In this simulation the cells that reproduce will reproduce and those that don't, won't. Evolution should therefore be more open ended and allow multiple strategies to be explored. For example, some cells may evolve to reproduce quickly, while others may evolve to divide more slower to ensure their daughter cells have larger reserves of energy.

Interaction and competition

This is really part of natural selection. Whereas my previous simulations have simulated individuals in isolation and measured their fitness at the end of a 'generation', in this simulation I want to simulate organisms simultaneously. This means that cells will be able to interact with one another directly or indirectly by influencing the environment (see below). I hope this will drive the evolution of ecosystems in which organisms become dependent upon each other's existence.

Variable environment

To further encourage diverse evolutionary strategies, and thus speciation, I aim to simulate an environment that is heterogeneous both spatially and temporally. Spatial difference will allow cells to adapt to different niches, while temporal changes will force cells to respond to the environment. In fact, one of the main aims of the simulation is to evolve regulatory networks, and in order for a regulatory network to evolve, there must be changes in the environment to respond to.

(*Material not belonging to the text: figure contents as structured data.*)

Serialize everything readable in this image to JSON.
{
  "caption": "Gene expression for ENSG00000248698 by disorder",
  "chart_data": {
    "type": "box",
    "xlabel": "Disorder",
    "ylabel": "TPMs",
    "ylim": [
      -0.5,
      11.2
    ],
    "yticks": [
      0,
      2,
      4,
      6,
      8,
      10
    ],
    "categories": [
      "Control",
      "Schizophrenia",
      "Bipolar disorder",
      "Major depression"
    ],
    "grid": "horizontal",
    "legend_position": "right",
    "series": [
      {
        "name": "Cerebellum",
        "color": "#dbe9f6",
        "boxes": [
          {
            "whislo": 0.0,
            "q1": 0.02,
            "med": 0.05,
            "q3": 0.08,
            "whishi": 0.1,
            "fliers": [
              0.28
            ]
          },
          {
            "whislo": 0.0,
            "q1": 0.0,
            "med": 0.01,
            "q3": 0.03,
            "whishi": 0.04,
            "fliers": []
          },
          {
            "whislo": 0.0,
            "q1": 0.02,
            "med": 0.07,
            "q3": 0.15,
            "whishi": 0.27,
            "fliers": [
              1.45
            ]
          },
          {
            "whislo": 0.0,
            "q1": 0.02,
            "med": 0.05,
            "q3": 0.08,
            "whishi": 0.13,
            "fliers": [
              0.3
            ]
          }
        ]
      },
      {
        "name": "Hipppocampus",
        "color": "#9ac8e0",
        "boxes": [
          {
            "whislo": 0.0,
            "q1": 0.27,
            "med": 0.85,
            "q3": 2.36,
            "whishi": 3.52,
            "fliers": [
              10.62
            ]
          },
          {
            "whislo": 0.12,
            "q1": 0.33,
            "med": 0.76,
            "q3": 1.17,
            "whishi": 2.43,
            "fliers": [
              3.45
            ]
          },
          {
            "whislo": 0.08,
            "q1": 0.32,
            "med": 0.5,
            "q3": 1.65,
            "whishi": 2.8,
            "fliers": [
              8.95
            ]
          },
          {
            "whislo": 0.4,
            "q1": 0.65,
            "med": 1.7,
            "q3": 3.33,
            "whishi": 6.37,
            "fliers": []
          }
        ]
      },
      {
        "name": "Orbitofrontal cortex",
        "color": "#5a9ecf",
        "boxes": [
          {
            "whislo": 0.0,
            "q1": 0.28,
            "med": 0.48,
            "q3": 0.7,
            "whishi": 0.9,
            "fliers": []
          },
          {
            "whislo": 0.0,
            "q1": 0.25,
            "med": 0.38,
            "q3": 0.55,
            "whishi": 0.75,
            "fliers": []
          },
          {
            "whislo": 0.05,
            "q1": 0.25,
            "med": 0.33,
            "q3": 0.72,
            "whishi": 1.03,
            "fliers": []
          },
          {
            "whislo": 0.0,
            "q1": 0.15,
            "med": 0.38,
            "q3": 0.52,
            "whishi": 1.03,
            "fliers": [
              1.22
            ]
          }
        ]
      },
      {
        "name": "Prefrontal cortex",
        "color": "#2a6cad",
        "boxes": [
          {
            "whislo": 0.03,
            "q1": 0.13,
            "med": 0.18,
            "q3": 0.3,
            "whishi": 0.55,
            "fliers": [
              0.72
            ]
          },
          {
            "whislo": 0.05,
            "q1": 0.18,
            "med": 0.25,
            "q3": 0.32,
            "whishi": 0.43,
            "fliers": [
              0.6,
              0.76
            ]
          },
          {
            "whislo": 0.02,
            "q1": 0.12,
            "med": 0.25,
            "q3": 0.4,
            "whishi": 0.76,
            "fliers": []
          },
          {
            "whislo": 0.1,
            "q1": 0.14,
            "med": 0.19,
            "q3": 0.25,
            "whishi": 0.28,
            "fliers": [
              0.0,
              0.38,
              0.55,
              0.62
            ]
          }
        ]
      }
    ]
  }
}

The simulation of the pool of water in which the cells will live is effectively a separate project, which I am writing about here.

Unconstrained genetics

Whilst all genetics must be constrained to some degree (by which I mean not all phenotypes are possible; at the very least the laws of physics provide some limits), my previous simulations have been very limited. In all cases genes have represented relatively simple and well-defined characteristics, and there has been a set number of genes. in this simulation, I hope to create a sufficiently realistic and open-ended system by creating a function that converts a sequence of amino acids into proteins (i.e. cellular functions). I suspect that getting this mapping correct with be the most important part of building the simulation. Furthermore, there will be no limit to how long a genome can be other than my computer's memory and how much energy it takes for an organism to synthesise the genome.